Free Tutoring Service Aims to Fight Gender Inequality in STEM

After noticing gender inequalities in STEM classes and extracurricular activities, the founders of Girls Who Math decided to intervene by setting up a tutoring service for girls and young women.

A free platform created in 2019, the program works by matching mentees with volunteers who have certain areas of expertise, Cynthia Wang, a founding member and the current director at Girls Who Math, said.

Wang is currently a senior at Thomas Jefferson High School for Science and Technology and lives in Falls Church. She is a part of the five-person team, which includes a Longfellow Middle School alumnus and a McLean High School student.

The program’s tutors currently help more than 700 students around the world with material for grades K-12 including computer coding, math classes and chemistry, the website said.

Girls Who Math offers more than tutoring — the program regularly hosts seminars that help girls with things like college admissions, Wang said, adding that they try to educate people on other free resources available.

Since the beginning of COVID-19, Wang said that the program has increased in popularity and many families are taking advantage of the service since kids are struggling to adapt to online classrooms.

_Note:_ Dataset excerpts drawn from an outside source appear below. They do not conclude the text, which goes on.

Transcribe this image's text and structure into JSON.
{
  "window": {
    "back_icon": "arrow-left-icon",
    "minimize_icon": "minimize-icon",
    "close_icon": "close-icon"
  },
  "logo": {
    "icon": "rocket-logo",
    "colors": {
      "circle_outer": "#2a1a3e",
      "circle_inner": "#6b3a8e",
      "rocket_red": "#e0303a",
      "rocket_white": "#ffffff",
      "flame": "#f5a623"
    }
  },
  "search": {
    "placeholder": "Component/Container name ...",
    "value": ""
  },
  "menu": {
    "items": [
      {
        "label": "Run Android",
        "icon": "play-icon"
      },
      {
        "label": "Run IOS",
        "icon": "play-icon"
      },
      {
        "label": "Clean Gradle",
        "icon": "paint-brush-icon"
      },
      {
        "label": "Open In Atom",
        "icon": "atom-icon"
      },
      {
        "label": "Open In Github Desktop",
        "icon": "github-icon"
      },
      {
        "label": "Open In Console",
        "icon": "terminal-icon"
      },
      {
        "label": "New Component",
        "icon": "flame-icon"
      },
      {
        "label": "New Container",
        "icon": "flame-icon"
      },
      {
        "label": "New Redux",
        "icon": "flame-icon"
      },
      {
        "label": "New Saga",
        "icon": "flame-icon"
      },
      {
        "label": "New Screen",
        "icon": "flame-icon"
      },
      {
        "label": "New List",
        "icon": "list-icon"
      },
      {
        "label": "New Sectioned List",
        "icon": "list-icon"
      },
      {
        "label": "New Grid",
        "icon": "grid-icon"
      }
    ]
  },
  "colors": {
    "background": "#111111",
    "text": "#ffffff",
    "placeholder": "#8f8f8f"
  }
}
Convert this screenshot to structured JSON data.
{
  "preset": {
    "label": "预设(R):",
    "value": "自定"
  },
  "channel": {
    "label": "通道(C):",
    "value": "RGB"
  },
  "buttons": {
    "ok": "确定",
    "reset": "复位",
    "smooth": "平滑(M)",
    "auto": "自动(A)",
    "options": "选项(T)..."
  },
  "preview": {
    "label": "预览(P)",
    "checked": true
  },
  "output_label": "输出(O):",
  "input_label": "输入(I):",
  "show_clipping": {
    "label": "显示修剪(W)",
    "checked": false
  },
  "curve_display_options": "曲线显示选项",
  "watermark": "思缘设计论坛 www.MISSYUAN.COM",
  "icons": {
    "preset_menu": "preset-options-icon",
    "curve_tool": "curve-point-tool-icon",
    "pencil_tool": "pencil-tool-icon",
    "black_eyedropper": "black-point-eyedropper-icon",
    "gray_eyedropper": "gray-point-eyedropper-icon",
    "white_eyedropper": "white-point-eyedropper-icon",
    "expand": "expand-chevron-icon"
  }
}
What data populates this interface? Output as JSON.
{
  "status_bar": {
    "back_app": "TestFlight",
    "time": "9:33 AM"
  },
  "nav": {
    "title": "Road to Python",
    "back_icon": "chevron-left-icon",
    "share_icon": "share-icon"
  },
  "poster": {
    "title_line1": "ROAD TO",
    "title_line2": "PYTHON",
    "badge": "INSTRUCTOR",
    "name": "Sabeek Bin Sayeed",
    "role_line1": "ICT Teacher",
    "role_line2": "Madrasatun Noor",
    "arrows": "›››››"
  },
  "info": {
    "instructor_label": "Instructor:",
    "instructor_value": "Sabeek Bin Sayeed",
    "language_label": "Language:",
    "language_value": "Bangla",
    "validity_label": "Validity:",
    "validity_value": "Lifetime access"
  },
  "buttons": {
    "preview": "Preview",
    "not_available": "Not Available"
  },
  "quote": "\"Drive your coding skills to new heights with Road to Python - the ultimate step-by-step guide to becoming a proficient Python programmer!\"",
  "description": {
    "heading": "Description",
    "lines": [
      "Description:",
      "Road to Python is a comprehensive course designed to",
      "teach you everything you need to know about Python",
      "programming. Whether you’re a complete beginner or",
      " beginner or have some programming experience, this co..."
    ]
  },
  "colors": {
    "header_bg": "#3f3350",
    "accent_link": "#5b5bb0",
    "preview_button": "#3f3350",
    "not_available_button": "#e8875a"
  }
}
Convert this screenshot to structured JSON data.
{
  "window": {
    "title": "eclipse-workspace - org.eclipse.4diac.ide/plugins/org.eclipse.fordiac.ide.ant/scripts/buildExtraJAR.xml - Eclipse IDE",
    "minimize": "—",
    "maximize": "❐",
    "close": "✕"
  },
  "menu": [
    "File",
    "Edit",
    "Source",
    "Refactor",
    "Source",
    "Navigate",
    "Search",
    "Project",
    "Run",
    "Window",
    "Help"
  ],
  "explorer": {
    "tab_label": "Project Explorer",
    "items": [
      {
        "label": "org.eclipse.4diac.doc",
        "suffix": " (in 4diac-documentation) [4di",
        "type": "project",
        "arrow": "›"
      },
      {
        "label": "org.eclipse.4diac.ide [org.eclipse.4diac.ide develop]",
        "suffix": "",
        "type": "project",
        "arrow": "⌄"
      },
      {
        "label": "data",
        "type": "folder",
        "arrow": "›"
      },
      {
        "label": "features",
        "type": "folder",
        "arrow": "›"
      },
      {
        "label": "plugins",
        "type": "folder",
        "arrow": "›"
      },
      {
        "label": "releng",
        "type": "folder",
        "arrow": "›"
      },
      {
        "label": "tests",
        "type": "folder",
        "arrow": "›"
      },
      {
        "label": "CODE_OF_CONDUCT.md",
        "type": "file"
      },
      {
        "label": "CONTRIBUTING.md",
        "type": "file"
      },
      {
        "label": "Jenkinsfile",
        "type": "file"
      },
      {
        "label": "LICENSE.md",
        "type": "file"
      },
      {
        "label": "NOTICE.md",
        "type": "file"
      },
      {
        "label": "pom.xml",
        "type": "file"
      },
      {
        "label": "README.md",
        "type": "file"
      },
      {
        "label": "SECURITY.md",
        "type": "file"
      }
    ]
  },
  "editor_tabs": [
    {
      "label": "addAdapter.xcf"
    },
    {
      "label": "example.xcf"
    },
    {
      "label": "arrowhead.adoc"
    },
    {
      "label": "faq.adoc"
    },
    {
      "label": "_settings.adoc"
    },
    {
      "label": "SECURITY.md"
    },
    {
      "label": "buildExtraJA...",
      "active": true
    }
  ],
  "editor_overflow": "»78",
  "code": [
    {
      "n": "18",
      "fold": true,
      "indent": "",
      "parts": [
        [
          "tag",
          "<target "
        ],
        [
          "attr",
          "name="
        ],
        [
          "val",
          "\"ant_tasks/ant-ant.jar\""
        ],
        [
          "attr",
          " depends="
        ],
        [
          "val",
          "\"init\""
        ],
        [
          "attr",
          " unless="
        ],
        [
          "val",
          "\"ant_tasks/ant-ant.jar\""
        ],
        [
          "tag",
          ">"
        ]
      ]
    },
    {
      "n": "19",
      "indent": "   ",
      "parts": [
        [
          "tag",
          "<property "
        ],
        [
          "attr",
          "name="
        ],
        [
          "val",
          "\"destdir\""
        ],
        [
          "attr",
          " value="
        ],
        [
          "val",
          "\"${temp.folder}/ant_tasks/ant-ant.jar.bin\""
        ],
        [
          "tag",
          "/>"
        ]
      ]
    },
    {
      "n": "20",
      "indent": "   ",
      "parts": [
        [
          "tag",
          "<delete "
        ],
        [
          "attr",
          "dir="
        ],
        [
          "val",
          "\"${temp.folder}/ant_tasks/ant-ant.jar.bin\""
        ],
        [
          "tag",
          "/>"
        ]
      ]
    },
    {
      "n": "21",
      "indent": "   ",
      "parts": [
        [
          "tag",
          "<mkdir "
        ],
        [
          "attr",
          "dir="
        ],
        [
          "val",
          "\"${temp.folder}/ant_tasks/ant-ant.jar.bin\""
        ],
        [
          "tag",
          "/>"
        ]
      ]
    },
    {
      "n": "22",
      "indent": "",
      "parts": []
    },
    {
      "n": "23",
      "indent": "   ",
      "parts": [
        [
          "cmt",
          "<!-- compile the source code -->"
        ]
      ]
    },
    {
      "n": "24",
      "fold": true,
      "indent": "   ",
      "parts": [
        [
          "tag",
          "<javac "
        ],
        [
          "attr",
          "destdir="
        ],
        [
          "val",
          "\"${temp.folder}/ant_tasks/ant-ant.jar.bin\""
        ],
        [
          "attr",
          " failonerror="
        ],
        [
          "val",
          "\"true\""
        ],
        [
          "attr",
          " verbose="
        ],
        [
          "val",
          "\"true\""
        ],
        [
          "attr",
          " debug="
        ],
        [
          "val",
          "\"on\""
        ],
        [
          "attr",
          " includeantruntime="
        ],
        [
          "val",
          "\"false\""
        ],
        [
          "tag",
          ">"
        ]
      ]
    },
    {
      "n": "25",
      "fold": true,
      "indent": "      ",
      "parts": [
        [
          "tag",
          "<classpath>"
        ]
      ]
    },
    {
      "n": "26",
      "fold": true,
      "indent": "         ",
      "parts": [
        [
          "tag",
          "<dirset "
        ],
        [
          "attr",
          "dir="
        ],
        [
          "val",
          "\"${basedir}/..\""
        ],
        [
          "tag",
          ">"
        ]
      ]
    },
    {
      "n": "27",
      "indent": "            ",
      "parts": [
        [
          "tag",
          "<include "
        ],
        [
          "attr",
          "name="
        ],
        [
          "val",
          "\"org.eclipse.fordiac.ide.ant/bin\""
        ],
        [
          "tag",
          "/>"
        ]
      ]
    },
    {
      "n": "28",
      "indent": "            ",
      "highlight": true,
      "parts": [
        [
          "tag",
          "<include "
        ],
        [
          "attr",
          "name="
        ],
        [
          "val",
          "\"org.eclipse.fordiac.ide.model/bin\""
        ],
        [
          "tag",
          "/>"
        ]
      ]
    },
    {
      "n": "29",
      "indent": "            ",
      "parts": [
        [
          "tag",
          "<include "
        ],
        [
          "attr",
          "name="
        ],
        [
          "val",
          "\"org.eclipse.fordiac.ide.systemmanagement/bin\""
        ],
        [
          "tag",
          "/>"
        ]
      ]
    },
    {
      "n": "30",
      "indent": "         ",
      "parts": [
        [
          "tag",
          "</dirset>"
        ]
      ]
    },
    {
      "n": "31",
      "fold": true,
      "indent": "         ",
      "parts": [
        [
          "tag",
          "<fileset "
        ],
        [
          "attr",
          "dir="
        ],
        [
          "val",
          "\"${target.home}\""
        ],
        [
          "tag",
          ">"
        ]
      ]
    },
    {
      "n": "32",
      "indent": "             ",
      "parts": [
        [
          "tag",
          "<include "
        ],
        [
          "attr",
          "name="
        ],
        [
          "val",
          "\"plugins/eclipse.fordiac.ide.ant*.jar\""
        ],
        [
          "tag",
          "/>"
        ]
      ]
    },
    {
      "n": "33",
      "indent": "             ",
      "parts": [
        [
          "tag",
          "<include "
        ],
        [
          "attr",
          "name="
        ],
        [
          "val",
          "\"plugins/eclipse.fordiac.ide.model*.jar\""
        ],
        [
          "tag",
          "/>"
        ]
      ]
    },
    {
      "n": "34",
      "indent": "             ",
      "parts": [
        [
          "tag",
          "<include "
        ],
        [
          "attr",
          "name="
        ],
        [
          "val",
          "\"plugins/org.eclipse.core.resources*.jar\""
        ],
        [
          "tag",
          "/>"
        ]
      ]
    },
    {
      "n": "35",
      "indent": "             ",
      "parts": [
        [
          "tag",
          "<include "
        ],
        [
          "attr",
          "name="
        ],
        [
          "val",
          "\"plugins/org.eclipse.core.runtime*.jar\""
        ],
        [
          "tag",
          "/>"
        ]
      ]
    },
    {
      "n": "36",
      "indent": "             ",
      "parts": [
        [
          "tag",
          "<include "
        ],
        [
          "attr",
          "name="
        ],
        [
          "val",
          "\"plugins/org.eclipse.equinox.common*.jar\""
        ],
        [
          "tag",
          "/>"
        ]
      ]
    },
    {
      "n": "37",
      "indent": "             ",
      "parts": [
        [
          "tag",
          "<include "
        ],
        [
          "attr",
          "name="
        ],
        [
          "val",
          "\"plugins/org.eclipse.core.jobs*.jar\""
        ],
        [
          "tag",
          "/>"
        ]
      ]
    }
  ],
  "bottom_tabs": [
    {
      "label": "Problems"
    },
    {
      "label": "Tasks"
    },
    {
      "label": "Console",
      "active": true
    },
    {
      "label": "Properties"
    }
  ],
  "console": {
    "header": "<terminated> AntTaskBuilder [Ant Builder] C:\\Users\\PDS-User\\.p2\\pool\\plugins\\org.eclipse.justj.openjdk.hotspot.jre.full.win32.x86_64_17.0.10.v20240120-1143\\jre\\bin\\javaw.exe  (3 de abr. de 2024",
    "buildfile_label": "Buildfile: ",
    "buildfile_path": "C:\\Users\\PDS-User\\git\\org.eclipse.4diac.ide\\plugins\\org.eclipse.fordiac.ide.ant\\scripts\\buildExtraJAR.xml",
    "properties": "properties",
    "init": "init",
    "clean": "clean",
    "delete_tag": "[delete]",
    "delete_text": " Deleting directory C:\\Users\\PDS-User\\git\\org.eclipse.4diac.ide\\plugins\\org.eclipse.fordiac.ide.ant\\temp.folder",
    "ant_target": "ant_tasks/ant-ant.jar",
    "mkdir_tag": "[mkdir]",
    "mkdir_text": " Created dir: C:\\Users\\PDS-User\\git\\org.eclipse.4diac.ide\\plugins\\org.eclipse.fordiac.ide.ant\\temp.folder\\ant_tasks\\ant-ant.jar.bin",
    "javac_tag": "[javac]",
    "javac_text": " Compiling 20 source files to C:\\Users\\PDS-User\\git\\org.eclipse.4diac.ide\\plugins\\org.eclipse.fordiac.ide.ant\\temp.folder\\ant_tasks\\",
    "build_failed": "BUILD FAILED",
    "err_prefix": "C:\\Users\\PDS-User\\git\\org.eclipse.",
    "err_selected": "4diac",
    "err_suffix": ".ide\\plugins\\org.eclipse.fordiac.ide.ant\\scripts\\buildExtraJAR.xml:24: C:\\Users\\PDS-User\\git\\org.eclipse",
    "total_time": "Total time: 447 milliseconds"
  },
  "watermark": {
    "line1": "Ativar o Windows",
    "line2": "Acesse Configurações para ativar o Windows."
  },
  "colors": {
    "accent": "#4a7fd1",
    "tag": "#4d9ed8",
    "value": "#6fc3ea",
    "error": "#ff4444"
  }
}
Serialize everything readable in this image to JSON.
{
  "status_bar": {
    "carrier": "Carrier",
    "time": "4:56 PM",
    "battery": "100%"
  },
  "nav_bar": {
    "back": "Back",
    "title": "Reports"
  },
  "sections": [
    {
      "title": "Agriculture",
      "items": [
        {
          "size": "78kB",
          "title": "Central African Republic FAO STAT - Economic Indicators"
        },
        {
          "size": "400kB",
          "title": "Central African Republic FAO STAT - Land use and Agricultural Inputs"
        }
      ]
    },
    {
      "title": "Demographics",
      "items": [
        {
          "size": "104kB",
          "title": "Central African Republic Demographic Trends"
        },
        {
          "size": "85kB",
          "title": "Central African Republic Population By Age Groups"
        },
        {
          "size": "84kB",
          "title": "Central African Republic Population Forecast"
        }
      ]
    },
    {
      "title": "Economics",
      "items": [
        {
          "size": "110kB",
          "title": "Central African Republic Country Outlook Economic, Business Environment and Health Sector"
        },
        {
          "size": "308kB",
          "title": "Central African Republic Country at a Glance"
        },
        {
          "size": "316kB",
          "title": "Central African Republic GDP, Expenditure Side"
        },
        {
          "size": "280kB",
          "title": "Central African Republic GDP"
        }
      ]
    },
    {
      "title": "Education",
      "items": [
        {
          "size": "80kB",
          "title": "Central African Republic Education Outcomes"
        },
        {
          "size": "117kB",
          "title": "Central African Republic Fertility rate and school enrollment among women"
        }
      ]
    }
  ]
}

Despite the group’s growth, Wang said that there are underlying problems beyond a demand for tutoring that need to be addressed. Before the program’s founding, she had been offering casual tutoring services to her peers and began to notice some problematic trends.

“I thought there was a discorporate amount of girls [who sought out tutoring],” she said, adding that she later learned this was because they felt uncomfortable asking questions during class because they would be unfairly judged by their peers.

It turned out that the problems didn’t end there. She also said that she noticed what could be labeled as sexism in other areas of academia as well — noting examples of when she sometimes felt unwelcome at clubs in middle school because the coaches would unjustly assume based on her gender alone that she didn’t have the skills to succeed or the ability to learn.

“It made something click in my mind,” she said.

Though Wang is still often the only girl in many of her clubs and extracurriculars, she hopes that Girls Who Math will empower young women across the globe and close the gender inequality gaps.